La Cour administrative d’appel de Bordeaux, par une décision du 16 décembre 2025, apporte des précisions importantes sur le régime juridique des assistants familiaux territoriaux. Un assistant familial, recruté par un département, a fait l’objet d’un licenciement pour motif réel et sérieux suite à des manquements déontologiques répétés. Le Tribunal administratif de Poitiers a rejeté, le 6 novembre 2023, la demande d’annulation et d’indemnisation formulée par l’agent à l’encontre de cette éviction. L’appelant contestait la régularité de la procédure disciplinaire ainsi que le montant de ses rémunérations perçues durant l’exécution de son contrat de travail. La question posée consistait à vérifier la légalité du licenciement et l’opposabilité des grilles tarifaires du département de résidence pour un agent extra-départemental. Le juge administratif valide le licenciement pour faute mais condamne l’administration à régulariser les salaires en fonction des tarifs applicables au lieu de placement.
I. La validation du licenciement fondé sur des manquements professionnels
A. La régularité de la procédure et l’exigence de motivation
La décision de licenciement litigieuse repose sur une motivation suffisante en droit comme en fait conformément aux exigences du code du travail. L’administration énonce précisément les « propos déplacés » de l’agent et la réitération de l’usage irrégulier de la messagerie professionnelle malgré plusieurs rappels hiérarchiques. La Cour précise qu’est « sans incidence la circonstance que cette décision ne mentionne pas la date des faits reprochés » au regard de la précision des griefs. La régularité procédurale est également confirmée par la réunion effective de la commission consultative paritaire siégeant en formation disciplinaire pour rendre son avis. L’agent a bénéficié de l’accès à son dossier individuel, sans que l’absence de numérotation ou de classement chronologique ne constitue un vice de procédure. Le respect des droits de la défense est ainsi assuré dès lors que l’intéressé a pu présenter utilement ses observations durant l’entretien préalable.
B. La caractérisation du motif réel et sérieux de licenciement
Le juge administratif exerce un contrôle sur la matérialité des faits et la qualification juridique de la faute ayant justifié l’éviction définitive. L’agent a manqué de manière répétée à ses obligations de réserve et d’obéissance hiérarchique en diffusant des messages acrimonieux à ses collègues. « L’usage qu’il faisait de sa messagerie professionnelle n’était pas conforme à la charte disponible sur l’Intranet » et portait atteinte à l’image de la collectivité.

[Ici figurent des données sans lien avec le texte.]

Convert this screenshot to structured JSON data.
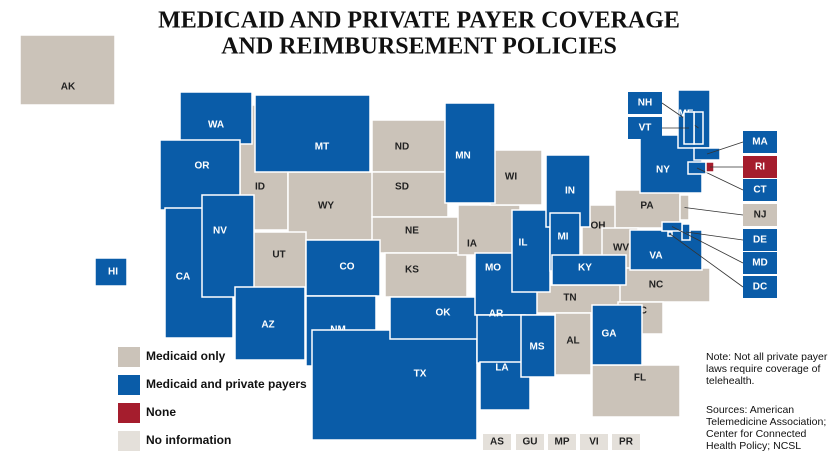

L’utilisation de formules de politesse ne saurait atténuer la gravité du comportement de l’agent vis-à-vis de sa hiérarchie et du service social. La mesure de restriction d’accès à la messagerie ne constitue pas une sanction antérieure mais une simple mesure conservatoire prise dans l’intérêt du service. Dès lors, le licenciement ne méconnaît pas le principe de l’interdiction d’une double sanction et présente un caractère proportionné aux fautes commises par l’intéressé.
II. La reconnaissance partielle du droit à la régularisation des rémunérations
A. L’application des tarifs du lieu de résidence de l’assistant familial
Le département employeur doit respecter les dispositions du code de l’action sociale et des familles relatives à la rémunération des agents résidant hors département. Aux termes de l’article L. 228-4, la prise en charge financière s’effectue « selon le tarif en vigueur dans le département où se trouve le lieu de placement ». L’assistant familial étant domicilié dans un autre territoire, il est fondé à réclamer l’application de la grille tarifaire plus favorable de sa résidence. Le requérant prouve que le tarif mensuel pour la fonction globale d’accueil et le premier enfant est supérieur à celui effectivement versé par l’employeur. La Cour condamne ainsi le département à verser « 20 SMIC supplémentaires horaires par mois » pour la période correspondant à l’accueil effectif de l’enfant. Cette solution garantit une égalité de traitement entre les assistants familiaux exerçant leurs fonctions sur un même territoire géographique quel que soit l’employeur.
B. Le droit au versement des majorations pour sujétions exceptionnelles
L’administration est tenue de verser les majorations de salaire prévues par le contrat lorsque l’état de santé de l’enfant accueilli le justifie. Un assistant familial exposé à des contraintes réelles dues à l’éducation spéciale de l’enfant « bénéficie d’une majoration de plein droit de sa rémunération ». Le contrat d’accueil initial prévoyait expressément l’application d’un taux majoré en raison des contraintes liées au handicap ou à la situation de l’enfant. Le département ne démontre pas que la situation de l’enfant a évolué de manière à justifier la suppression de ce complément de salaire spécifique. Le juge administratif fait droit à la demande de rappel de salaires au titre des « soins particuliers apportés » à l’enfant durant la période de placement. Cette condamnation est assortie des intérêts au taux légal et de leur capitalisation annuelle pour assurer la réparation intégrale du préjudice financier subi.